What an utter disaster this company has been since its inception as a HBV solutions entity.

Arrowhead Early HBV Deal Further Validates

Last week, shareholders in Arrowhead Pharmaceuticals got a lesson in biotech investing as it shares have given up ~1/3 of its value following a nice deal with Johnson&Johnson for the leading HBV knockdown asset in the space, ARO-HBV.

The deal gives Arrowhead a solid $250M in financing, including a $175M upfront fee and a $75M investment in company stock at a premium of ~50% to current trading.  While this avoids an imminent dilutive secondary share issuance- the company had been running low of cash- the ‘up to 15%’ in royalties from future sales of early phase II-stage ARO-HBV is clearly disappointing.  The relatively low royalty despite of it having confirmed strong HBsAg knockdown in patients can be explained with the fact that Arrowhead has avoided bearing the full risk of having to show proof-of-concept of HBV control.  This despite of having earlier paraded results obtained with an earlier DPC-based RNAi candidate (ARC-520) as strong evidence that RNAi can achieve such immune control.

While Arrowhead got punished for playing it safely, it can now focus on commercial home-run indications with highly validated targets and transition to being a broad platform company with a wholly owned attractive lead candidate in ARO-AAT.  Indeed, Arrowhead may emerge as the leading RNAi company as Alnylam, with a market cap ~8x that of Arrowhead, is still burdened by late-stage RNAi drugs with suboptimal specificity.

While humiliating, this serves Alnylam as a good reminder to also value innovation by the direct competition (note: specificity-enhancing technology now adopted by Alnylam has been available for a decade and could have been had for peanuts, e.g. from now defunct RNAi play mdRNA/Nastech).  Fittingly, today long-time archrival Silence Therapeutics issued a press release indicating that Alnylam is playing hard-ball with regard to Silence-owned IP purportedly covering ONPATTRO.

My guess is that Alnylam would rather risk an injunction and deprive patients of a very good medicine than to submit to what appear to me legitimate demands of a competitor.

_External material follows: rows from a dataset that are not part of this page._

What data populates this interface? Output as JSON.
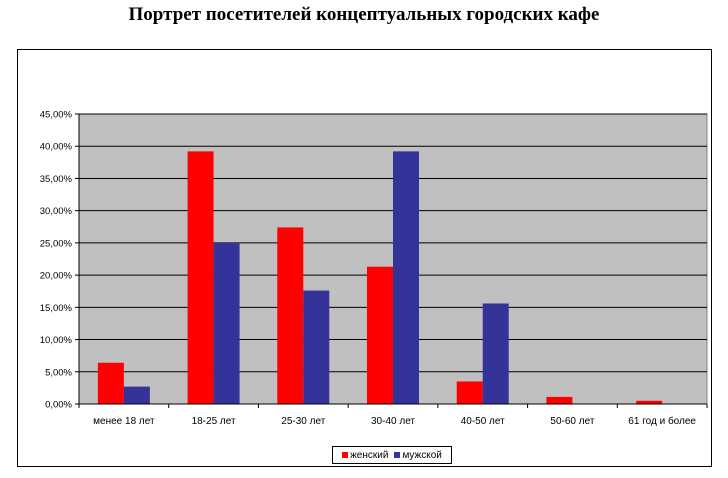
{
  "chart_data": {
    "type": "bar",
    "title": "Портрет посетителей концептуальных городских кафе",
    "categories": [
      "менее 18 лет",
      "18-25 лет",
      "25-30 лет",
      "30-40 лет",
      "40-50 лет",
      "50-60 лет",
      "61 год и более"
    ],
    "series": [
      {
        "name": "женский",
        "color": "#ff0000",
        "values": [
          6.4,
          39.2,
          27.4,
          21.3,
          3.5,
          1.1,
          0.5
        ]
      },
      {
        "name": "мужской",
        "color": "#333399",
        "values": [
          2.7,
          25.0,
          17.6,
          39.2,
          15.6,
          0,
          0
        ]
      }
    ],
    "ylim": [
      0,
      45
    ],
    "yticks": [
      "0,00%",
      "5,00%",
      "10,00%",
      "15,00%",
      "20,00%",
      "25,00%",
      "30,00%",
      "35,00%",
      "40,00%",
      "45,00%"
    ],
    "plot_background": "#c0c0c0",
    "grid": true,
    "legend_position": "bottom"
  }
}
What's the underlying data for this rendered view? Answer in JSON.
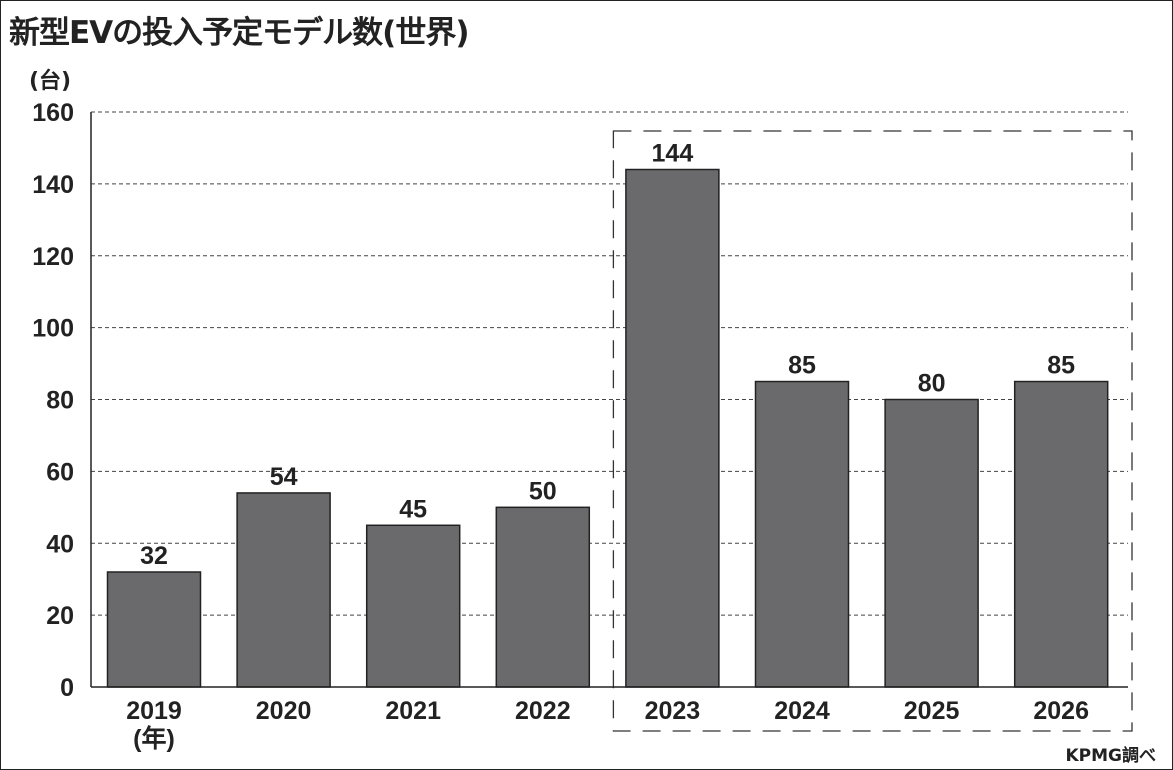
{
  "chart_data": {
    "type": "bar",
    "title": "新型EVの投入予定モデル数(世界)",
    "ylabel": "(台)",
    "xlabel": "(年)",
    "categories": [
      "2019",
      "2020",
      "2021",
      "2022",
      "2023",
      "2024",
      "2025",
      "2026"
    ],
    "values": [
      32,
      54,
      45,
      50,
      144,
      85,
      80,
      85
    ],
    "ylim": [
      0,
      160
    ],
    "yticks": [
      "0",
      "20",
      "40",
      "60",
      "80",
      "100",
      "120",
      "140",
      "160"
    ],
    "grid": true,
    "highlight_group": [
      "2023",
      "2024",
      "2025",
      "2026"
    ],
    "source": "KPMG調べ",
    "bar_color": "#6a6a6c"
  }
}
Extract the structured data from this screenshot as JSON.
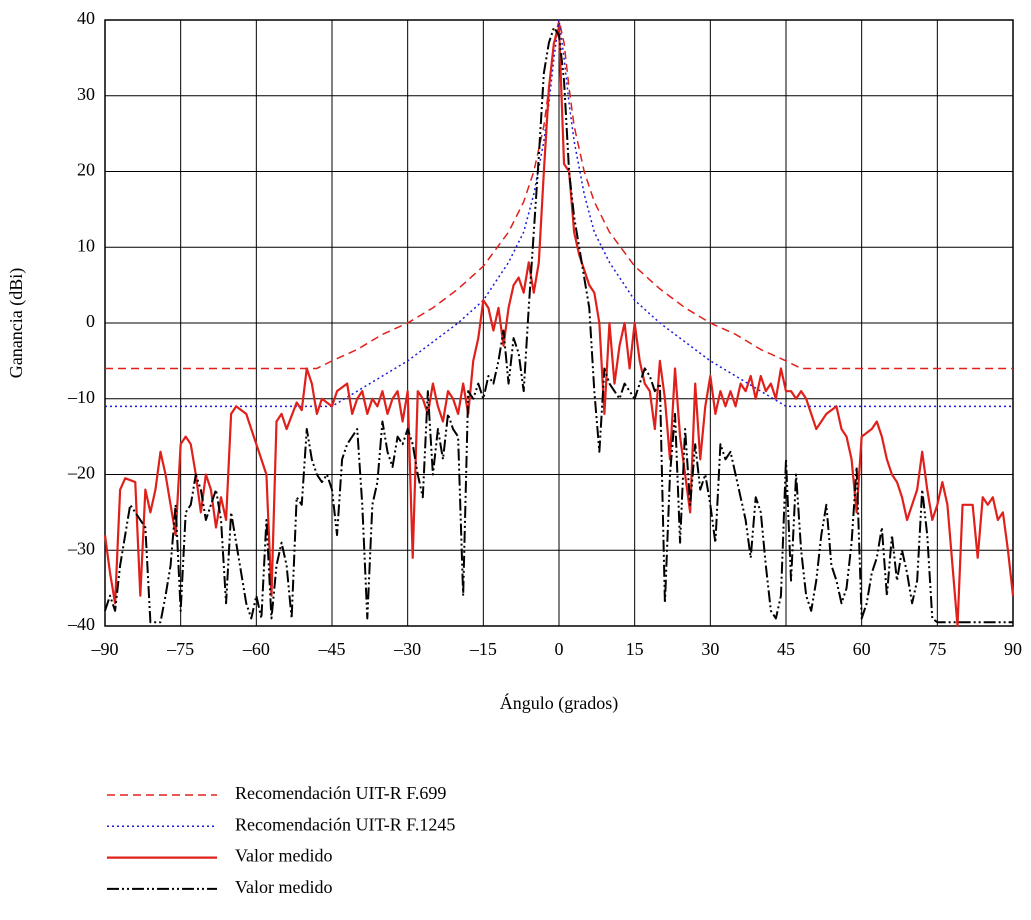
{
  "chart_data": {
    "type": "line",
    "x_label": "Ángulo (grados)",
    "y_label": "Ganancia (dBi)",
    "xlim": [
      -90,
      90
    ],
    "ylim": [
      -40,
      40
    ],
    "xticks": [
      {
        "value": -90,
        "label": "–90"
      },
      {
        "value": -75,
        "label": "–75"
      },
      {
        "value": -60,
        "label": "–60"
      },
      {
        "value": -45,
        "label": "–45"
      },
      {
        "value": -30,
        "label": "–30"
      },
      {
        "value": -15,
        "label": "–15"
      },
      0,
      15,
      30,
      45,
      60,
      75,
      90
    ],
    "yticks": [
      {
        "value": -40,
        "label": "–40"
      },
      {
        "value": -30,
        "label": "–30"
      },
      {
        "value": -20,
        "label": "–20"
      },
      {
        "value": -10,
        "label": "–10"
      },
      0,
      10,
      20,
      30,
      40
    ],
    "grid": true,
    "legend": "bottom",
    "series": [
      {
        "name": "Recomendación UIT-R F.699",
        "color": "#e0201b",
        "line_style": "dashed",
        "x": [
          -90,
          -48,
          -45,
          -40,
          -35,
          -30,
          -25,
          -20,
          -15,
          -10,
          -7,
          -5,
          -3,
          -2,
          -1,
          0,
          1,
          2,
          3,
          5,
          7,
          10,
          15,
          20,
          25,
          30,
          35,
          40,
          45,
          48,
          90
        ],
        "values": [
          -6,
          -6,
          -5,
          -3.5,
          -1.5,
          0,
          2,
          4.5,
          7.5,
          12,
          16,
          20,
          26,
          31,
          37,
          40,
          37,
          31,
          26,
          20,
          16,
          12,
          7.5,
          4.5,
          2,
          0,
          -1.5,
          -3.5,
          -5,
          -6,
          -6
        ]
      },
      {
        "name": "Recomendación UIT-R F.1245",
        "color": "#1a1adb",
        "line_style": "dotted",
        "x": [
          -90,
          -45,
          -40,
          -35,
          -30,
          -25,
          -20,
          -15,
          -10,
          -7,
          -5,
          -3,
          -2,
          -1,
          0,
          1,
          2,
          3,
          5,
          7,
          10,
          15,
          20,
          25,
          30,
          35,
          40,
          45,
          90
        ],
        "values": [
          -11,
          -11,
          -9,
          -7,
          -5,
          -2.5,
          0,
          3,
          8,
          12,
          17,
          24,
          29,
          35,
          40,
          35,
          29,
          24,
          17,
          12,
          8,
          3,
          0,
          -2.5,
          -5,
          -7,
          -9,
          -11,
          -11
        ]
      },
      {
        "name": "Valor medido",
        "color": "#e0201b",
        "line_style": "solid",
        "x": [
          -90,
          -89,
          -88,
          -87,
          -86,
          -84,
          -83,
          -82,
          -81,
          -80,
          -79,
          -78,
          -77,
          -76,
          -75,
          -74,
          -73,
          -72,
          -71,
          -70,
          -69,
          -68,
          -67,
          -66,
          -65,
          -64,
          -62,
          -60,
          -58,
          -57,
          -56,
          -55,
          -54,
          -52,
          -51,
          -50,
          -49,
          -48,
          -47,
          -45,
          -44,
          -42,
          -41,
          -40,
          -39,
          -38,
          -37,
          -36,
          -35,
          -34,
          -33,
          -32,
          -31,
          -30,
          -29,
          -28,
          -27,
          -26,
          -25,
          -24,
          -23,
          -22,
          -21,
          -20,
          -19,
          -18,
          -17,
          -16,
          -15,
          -14,
          -13,
          -12,
          -11,
          -10,
          -9,
          -8,
          -7,
          -6,
          -5,
          -4,
          -3,
          -2,
          -1,
          0,
          1,
          2,
          3,
          4,
          5,
          6,
          7,
          8,
          9,
          10,
          11,
          12,
          13,
          14,
          15,
          16,
          17,
          18,
          19,
          20,
          21,
          22,
          23,
          24,
          25,
          26,
          27,
          28,
          29,
          30,
          31,
          32,
          33,
          34,
          35,
          36,
          37,
          38,
          39,
          40,
          41,
          42,
          43,
          44,
          45,
          46,
          47,
          48,
          49,
          50,
          51,
          52,
          53,
          55,
          56,
          57,
          58,
          59,
          60,
          61,
          62,
          63,
          64,
          65,
          66,
          67,
          68,
          69,
          70,
          71,
          72,
          73,
          74,
          75,
          76,
          77,
          78,
          79,
          80,
          81,
          82,
          83,
          84,
          85,
          86,
          87,
          88,
          89,
          90
        ],
        "values": [
          -28,
          -33,
          -37,
          -22,
          -20.5,
          -21,
          -36,
          -22,
          -25,
          -22,
          -17,
          -20,
          -24,
          -28,
          -16,
          -15,
          -16,
          -20,
          -25,
          -20,
          -22,
          -27,
          -23,
          -26,
          -12,
          -11,
          -12,
          -16,
          -20,
          -36,
          -13,
          -12,
          -14,
          -10.5,
          -11.5,
          -6,
          -8,
          -12,
          -10,
          -11,
          -9,
          -8,
          -12,
          -10,
          -9,
          -12,
          -10,
          -11,
          -9,
          -12,
          -10,
          -9,
          -13,
          -9,
          -31,
          -9,
          -10,
          -12,
          -8,
          -11,
          -13,
          -9,
          -10,
          -12,
          -8,
          -12,
          -5,
          -2,
          3,
          2,
          -1,
          2,
          -3,
          2,
          5,
          6,
          4,
          8,
          4,
          8,
          20,
          31,
          37,
          39,
          21,
          20,
          12,
          9,
          7,
          5,
          4,
          0,
          -12,
          0,
          -8,
          -3,
          0,
          -6,
          0,
          -5,
          -8,
          -9,
          -14,
          -5,
          -10,
          -18,
          -6,
          -15,
          -20,
          -25,
          -8,
          -18,
          -11,
          -7,
          -12,
          -9,
          -11,
          -9,
          -11,
          -8,
          -9,
          -7,
          -10,
          -7,
          -9,
          -8,
          -10,
          -6,
          -9,
          -9,
          -10,
          -9,
          -10,
          -12,
          -14,
          -13,
          -12,
          -11,
          -14,
          -15,
          -18,
          -25,
          -15,
          -14.5,
          -14,
          -13,
          -15,
          -18,
          -20,
          -21,
          -23,
          -26,
          -24,
          -22,
          -17,
          -22,
          -26,
          -24,
          -21,
          -24,
          -32,
          -40,
          -24,
          -24,
          -24,
          -31,
          -23,
          -24,
          -23,
          -26,
          -25,
          -30,
          -36
        ]
      },
      {
        "name": "Valor medido",
        "color": "#000000",
        "line_style": "dashdotdot",
        "x": [
          -90,
          -89,
          -88,
          -87,
          -86,
          -85,
          -84,
          -83,
          -82,
          -81,
          -80,
          -79,
          -78,
          -77,
          -76,
          -75,
          -74,
          -73,
          -72,
          -71,
          -70,
          -69,
          -68,
          -67,
          -66,
          -65,
          -64,
          -63,
          -62,
          -61,
          -60,
          -59,
          -58,
          -57,
          -56,
          -55,
          -54,
          -53,
          -52,
          -51,
          -50,
          -49,
          -48,
          -47,
          -46,
          -45,
          -44,
          -43,
          -42,
          -41,
          -40,
          -39,
          -38,
          -37,
          -36,
          -35,
          -34,
          -33,
          -32,
          -31,
          -30,
          -29,
          -28,
          -27,
          -26,
          -25,
          -24,
          -23,
          -22,
          -21,
          -20,
          -19,
          -18,
          -17,
          -16,
          -15,
          -14,
          -13,
          -12,
          -11,
          -10,
          -9,
          -8,
          -7,
          -6,
          -5,
          -4,
          -3,
          -2,
          -1,
          0,
          1,
          2,
          3,
          4,
          5,
          6,
          7,
          8,
          9,
          10,
          11,
          12,
          13,
          14,
          15,
          16,
          17,
          18,
          19,
          20,
          21,
          22,
          23,
          24,
          25,
          26,
          27,
          28,
          29,
          30,
          31,
          32,
          33,
          34,
          35,
          36,
          37,
          38,
          39,
          40,
          41,
          42,
          43,
          44,
          45,
          46,
          47,
          48,
          49,
          50,
          51,
          52,
          53,
          54,
          55,
          56,
          57,
          58,
          59,
          60,
          61,
          62,
          63,
          64,
          65,
          66,
          67,
          68,
          69,
          70,
          71,
          72,
          73,
          74,
          75,
          90
        ],
        "values": [
          -38,
          -36,
          -38,
          -32,
          -28,
          -24,
          -25,
          -26,
          -27,
          -39.5,
          -39.5,
          -39.5,
          -36,
          -32,
          -24,
          -38,
          -25,
          -24,
          -20,
          -22,
          -26,
          -24,
          -22,
          -26,
          -37,
          -25,
          -29,
          -33,
          -37,
          -39,
          -36,
          -39,
          -26,
          -39,
          -32,
          -29,
          -32,
          -39,
          -23,
          -24,
          -14,
          -18,
          -20,
          -21,
          -20,
          -22,
          -28,
          -18,
          -16,
          -15,
          -14,
          -24,
          -39,
          -24,
          -21,
          -13,
          -17,
          -19,
          -15,
          -16,
          -14,
          -16,
          -20,
          -23,
          -9,
          -20,
          -14,
          -18,
          -12,
          -14,
          -15,
          -36,
          -9,
          -10,
          -8,
          -10,
          -7,
          -8,
          -5,
          -1,
          -8,
          -2,
          -4,
          -9,
          2,
          12,
          22,
          33,
          37,
          39,
          38,
          32,
          20,
          14,
          10,
          6,
          2,
          -9,
          -17,
          -6,
          -8,
          -9,
          -10,
          -8,
          -9,
          -10,
          -8,
          -6,
          -7,
          -9,
          -8,
          -37,
          -20,
          -12,
          -29,
          -14,
          -24,
          -16,
          -22,
          -20,
          -24,
          -29,
          -16,
          -18,
          -17,
          -20,
          -23,
          -26,
          -31,
          -23,
          -25,
          -32,
          -38,
          -39,
          -36,
          -18,
          -34,
          -20,
          -30,
          -36,
          -38,
          -34,
          -28,
          -24,
          -32,
          -34,
          -37,
          -35,
          -29,
          -19,
          -39,
          -37,
          -33,
          -31,
          -27,
          -36,
          -28,
          -34,
          -30,
          -33,
          -37,
          -34,
          -22,
          -28,
          -39,
          -39.5,
          -39.5
        ]
      }
    ]
  }
}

Akcea’s antisense drug for TTR amyloidosis gets FDA nod

Last Friday, Akcea’s TTR drug TEGSEDI (licensed from Ionis) finally got FDA marketing approval for patients suffering from TTR-related polyneuropathy.  As expected from the delay in the approval process, TEGSEDI’s approval is accompanied by hefty black box warnings highlighting thrombocytopenia and renal risks of the (non-GalNAc) phosphorothioate oligonucleotide.  

Furthermore, the REMS program calls for frequent blood monitoring, essentially negating the claimed at-your-home convenience advantage over competing RNAi drug ONPATTRO.  Add to the poor safety profile clear efficacy disadvantages and pricing at parity with ONPATTRO, ONPATTRO should clearly win out in the marketplace.

Having said that, the TTR community is relatively small and key opinion leaders with relationships to a given drug company tend to support the drugs from the same company.